Presentiamo di seguito l’intervento pronunciato da Tiberio Graziani, presidente dell’Istituto di Alti Studi in Geopolitica e Scienze Ausiliarie (IsAG) e condirettore di “Geopolitica”, al 10o Forum di Rodi del WPF “Dialogue of Civilizations”, nell’ambito della tavola rotonda intitolata “Legacy of J.C. Kapur and problems of contemporary futurology”.
Egregi Signore e Signori,
è un onore per me intervenire a questa tavola rotonda, dedicata a uno straordinario pensatore, scienziato e guida spirituale come il fu Jagdish Kapur.
La futurologia è un utile strumento teoretico per implementare le prospettive geopolitiche in un mondo che cambia. La futurologia – secondo Jagdish Kapur una nuova teoria filosofico-spirituale che ricolloca l’essere umano nella giusta posizione entro il processo globale – ci permette di riflettere sulle tradizioni più profonde, usando tanto la prospettiva lineare quanto quella circolare del tempo. Tradizioni e identità costituiscono un aspetto fondamentale degli studi geopolitici, in particolare quelli incentrati sul continente eurasiatico, la più ricca massa continentale al mondo per retaggio culturale.

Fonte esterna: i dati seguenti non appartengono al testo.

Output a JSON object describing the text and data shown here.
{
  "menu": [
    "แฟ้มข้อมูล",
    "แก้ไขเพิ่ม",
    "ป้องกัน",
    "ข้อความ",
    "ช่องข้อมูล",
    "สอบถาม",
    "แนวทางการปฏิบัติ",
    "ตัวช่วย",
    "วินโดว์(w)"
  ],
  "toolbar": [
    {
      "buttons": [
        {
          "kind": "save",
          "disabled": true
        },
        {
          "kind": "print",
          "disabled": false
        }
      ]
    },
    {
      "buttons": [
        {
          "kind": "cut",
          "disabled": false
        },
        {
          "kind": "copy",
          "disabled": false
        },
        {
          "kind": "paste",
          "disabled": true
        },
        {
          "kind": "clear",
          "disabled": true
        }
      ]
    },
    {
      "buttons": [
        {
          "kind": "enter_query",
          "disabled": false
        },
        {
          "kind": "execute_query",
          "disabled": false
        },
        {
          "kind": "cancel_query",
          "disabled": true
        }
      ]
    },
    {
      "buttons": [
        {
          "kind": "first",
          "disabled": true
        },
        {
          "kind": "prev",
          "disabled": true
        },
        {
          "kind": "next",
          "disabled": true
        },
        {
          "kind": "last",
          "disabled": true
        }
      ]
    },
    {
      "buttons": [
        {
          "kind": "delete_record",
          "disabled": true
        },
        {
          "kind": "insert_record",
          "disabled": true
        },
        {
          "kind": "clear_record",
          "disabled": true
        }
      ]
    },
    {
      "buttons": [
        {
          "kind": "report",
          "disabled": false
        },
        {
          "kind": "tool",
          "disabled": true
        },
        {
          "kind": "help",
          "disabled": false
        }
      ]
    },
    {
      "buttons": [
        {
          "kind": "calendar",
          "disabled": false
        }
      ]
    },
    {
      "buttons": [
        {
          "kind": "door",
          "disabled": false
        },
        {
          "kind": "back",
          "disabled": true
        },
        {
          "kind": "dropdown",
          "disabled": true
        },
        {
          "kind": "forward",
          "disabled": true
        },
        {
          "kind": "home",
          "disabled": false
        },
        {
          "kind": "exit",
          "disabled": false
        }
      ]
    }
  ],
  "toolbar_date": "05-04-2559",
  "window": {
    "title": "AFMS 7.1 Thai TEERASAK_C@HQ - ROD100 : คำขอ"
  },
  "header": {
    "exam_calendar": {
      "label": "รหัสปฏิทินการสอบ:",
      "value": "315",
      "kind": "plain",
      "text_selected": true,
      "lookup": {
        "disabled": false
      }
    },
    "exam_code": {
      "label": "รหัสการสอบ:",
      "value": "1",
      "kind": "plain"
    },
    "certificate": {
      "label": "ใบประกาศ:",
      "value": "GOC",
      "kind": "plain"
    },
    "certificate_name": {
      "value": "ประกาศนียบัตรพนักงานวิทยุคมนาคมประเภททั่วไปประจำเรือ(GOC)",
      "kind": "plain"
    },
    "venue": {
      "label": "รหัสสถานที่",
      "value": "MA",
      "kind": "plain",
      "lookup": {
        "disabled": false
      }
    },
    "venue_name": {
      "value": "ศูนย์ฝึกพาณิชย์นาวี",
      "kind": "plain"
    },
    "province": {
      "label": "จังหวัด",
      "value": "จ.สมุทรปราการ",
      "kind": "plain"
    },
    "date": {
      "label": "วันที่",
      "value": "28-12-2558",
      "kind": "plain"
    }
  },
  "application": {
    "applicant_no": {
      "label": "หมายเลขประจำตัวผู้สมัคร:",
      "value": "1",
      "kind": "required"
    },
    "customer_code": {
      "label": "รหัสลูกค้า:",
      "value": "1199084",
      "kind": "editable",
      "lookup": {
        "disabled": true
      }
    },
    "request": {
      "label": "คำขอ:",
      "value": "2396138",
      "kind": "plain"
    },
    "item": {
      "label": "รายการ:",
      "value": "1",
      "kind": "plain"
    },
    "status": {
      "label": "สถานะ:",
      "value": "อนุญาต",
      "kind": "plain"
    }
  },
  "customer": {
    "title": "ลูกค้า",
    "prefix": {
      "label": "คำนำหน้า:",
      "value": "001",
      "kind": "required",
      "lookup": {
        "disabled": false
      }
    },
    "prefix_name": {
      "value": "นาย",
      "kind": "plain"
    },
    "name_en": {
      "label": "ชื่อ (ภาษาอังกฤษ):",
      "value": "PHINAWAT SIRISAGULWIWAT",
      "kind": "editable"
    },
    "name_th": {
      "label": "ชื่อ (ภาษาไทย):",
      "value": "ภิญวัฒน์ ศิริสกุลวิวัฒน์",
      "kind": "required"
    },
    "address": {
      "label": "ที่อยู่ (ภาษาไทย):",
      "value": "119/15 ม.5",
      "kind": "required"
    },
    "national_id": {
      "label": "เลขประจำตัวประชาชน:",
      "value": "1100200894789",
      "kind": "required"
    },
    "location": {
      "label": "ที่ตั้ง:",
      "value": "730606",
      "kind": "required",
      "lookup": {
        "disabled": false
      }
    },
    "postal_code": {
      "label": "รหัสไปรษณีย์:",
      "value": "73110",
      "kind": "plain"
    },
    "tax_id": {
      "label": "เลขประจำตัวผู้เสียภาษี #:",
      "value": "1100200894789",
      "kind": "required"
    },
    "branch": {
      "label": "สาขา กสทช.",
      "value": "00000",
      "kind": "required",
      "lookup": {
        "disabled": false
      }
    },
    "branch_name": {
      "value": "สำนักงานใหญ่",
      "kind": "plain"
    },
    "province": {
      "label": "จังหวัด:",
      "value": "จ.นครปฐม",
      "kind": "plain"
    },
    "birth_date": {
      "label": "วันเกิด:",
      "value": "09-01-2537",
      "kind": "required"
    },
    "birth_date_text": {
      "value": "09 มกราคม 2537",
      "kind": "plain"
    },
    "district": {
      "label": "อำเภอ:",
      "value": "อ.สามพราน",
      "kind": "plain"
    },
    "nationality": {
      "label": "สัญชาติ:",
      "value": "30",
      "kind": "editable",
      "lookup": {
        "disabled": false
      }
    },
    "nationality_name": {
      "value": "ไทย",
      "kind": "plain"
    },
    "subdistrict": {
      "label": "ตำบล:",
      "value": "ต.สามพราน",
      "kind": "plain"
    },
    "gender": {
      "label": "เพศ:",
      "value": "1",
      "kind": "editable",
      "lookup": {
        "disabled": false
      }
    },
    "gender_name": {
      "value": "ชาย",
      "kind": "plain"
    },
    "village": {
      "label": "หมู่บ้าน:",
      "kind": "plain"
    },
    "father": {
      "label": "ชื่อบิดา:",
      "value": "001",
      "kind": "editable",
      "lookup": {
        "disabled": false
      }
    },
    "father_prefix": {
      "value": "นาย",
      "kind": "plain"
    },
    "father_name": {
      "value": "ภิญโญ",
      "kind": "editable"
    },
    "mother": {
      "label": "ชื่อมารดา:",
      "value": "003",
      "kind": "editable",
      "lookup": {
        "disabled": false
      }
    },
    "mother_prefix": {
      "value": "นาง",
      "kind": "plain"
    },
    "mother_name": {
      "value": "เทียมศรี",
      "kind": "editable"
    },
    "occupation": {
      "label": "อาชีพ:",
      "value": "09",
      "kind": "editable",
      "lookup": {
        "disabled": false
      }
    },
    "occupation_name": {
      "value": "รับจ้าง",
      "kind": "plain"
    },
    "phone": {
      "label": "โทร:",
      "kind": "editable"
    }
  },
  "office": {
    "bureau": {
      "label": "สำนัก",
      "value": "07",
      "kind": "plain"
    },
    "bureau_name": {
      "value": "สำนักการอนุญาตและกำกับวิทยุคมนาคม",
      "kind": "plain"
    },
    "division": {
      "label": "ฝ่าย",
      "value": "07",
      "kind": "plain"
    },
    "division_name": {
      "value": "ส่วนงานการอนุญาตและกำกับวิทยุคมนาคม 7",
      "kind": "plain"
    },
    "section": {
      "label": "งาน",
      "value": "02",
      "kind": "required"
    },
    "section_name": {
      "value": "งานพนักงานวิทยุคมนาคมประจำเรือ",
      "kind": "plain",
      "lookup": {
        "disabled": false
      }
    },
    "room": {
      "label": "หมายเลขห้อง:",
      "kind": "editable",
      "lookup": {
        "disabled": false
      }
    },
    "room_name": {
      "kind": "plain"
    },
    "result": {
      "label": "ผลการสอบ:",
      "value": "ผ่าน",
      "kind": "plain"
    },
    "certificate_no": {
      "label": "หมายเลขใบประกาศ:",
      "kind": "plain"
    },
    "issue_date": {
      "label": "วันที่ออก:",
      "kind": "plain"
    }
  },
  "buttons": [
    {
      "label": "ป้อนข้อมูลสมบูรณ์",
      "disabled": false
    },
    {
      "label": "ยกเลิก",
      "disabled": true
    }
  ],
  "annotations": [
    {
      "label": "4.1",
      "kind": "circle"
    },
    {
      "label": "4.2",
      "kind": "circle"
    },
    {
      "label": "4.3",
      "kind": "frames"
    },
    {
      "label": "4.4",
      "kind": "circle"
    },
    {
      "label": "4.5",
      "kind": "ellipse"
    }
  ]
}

Come di certo siete consci, ci troviamo nel mezzo d’una fase di transizione (sotto alcuni aspetti, oserei dire, stiamo attraversando un cambio epocale) che riguarda molteplici aspetti dell’esistenza: geopolitico, con la transizione uni-multipolare; economico, con la crisi finanziaria e la dipartita della potenza dall’Occidente; culturale, con la perdita dei valori spirituali e culturali e i tentativi di riscoprirli; tecnologico, con l’impressionante influenza che la tecnica ha sulla storia (tema questo magistralmente trattato da Robert Curl nel suo discorso alla sessione inaugurale) e il problema connesso agl’idrocarburi e alle fonti d’energia rinnovabili. In questo particolare contesto di cambiamento a tutto tondo, la futurologia è lo studio non solo del futuro, ma anche del presente. Infatti, se consideriamo la nostra epoca alla luce dei punti suddetti, possiamo concludere che il futuro è il nostro presente.
L’emergere di nuovi poli geopolitici e geoeconomici – come Russia, Cina, India e Brasile – sta influenzando la struttura dell’emergente nuovo ordine mondiale. Quest’influenza diverrà sempre più forte nel futuro prossimo. Sarà un’influenza anche culturale e spirituale, grazie al vasto potenziale che questi paesi possiedono in termini di cultura, filosofia e religione. La transizione geopolitica dall’unipolarismo al multipolarismo probabilmente implicherà anche un mutamento di prospettiva che può rimodellare le nostre società. L’unipolarismo è caratterizzato da alcune caratteristiche fondamentali come neoliberalismo, individualismo e scambio ineguale neocolonialista. Molte di queste caratteristiche, credo, non si ritroveranno nel nuovo ordine multipolare, o per lo meno non rappresenteranno più la regola globale.
Dal sistema-mondo “centro-periferia” passeremo ad uno regionalizzato e multi-centrico: pensiamo a esempi di aggregati geoeconomici (e talvolta politici) come BRICS, Unione Eurasiatica, MerCoSur, ASEAN, Unione Europea e così via. Inoltre, come Alfred Gusenbauer ha sottolineato due giorni fa, l’ottica economica si sposterà dalla speculazione agl’investimenti, ossia dalla moneta in sé (moneta per creare più moneta) alla produzione (moneta per produrre ricchezza reale). A mio parere l’economia neoliberale sarà rimpiazzata da una più solidarista. Nel campo dell’educazione assisteremo all’aumento delle reti e dei centri di ricerca, in luogo del “drenaggio” di risorse intellettuali dei paesi poveri compiuto da quelli ricchi. Infine, dall’imposizione universale degli standard occidentali si passerà a un dialogo paritario di civiltà. Questo anche per evitare il rischio d’un ambiente conflittuale, da cui ci ha messo in guardia il professor Petito due giorni fa.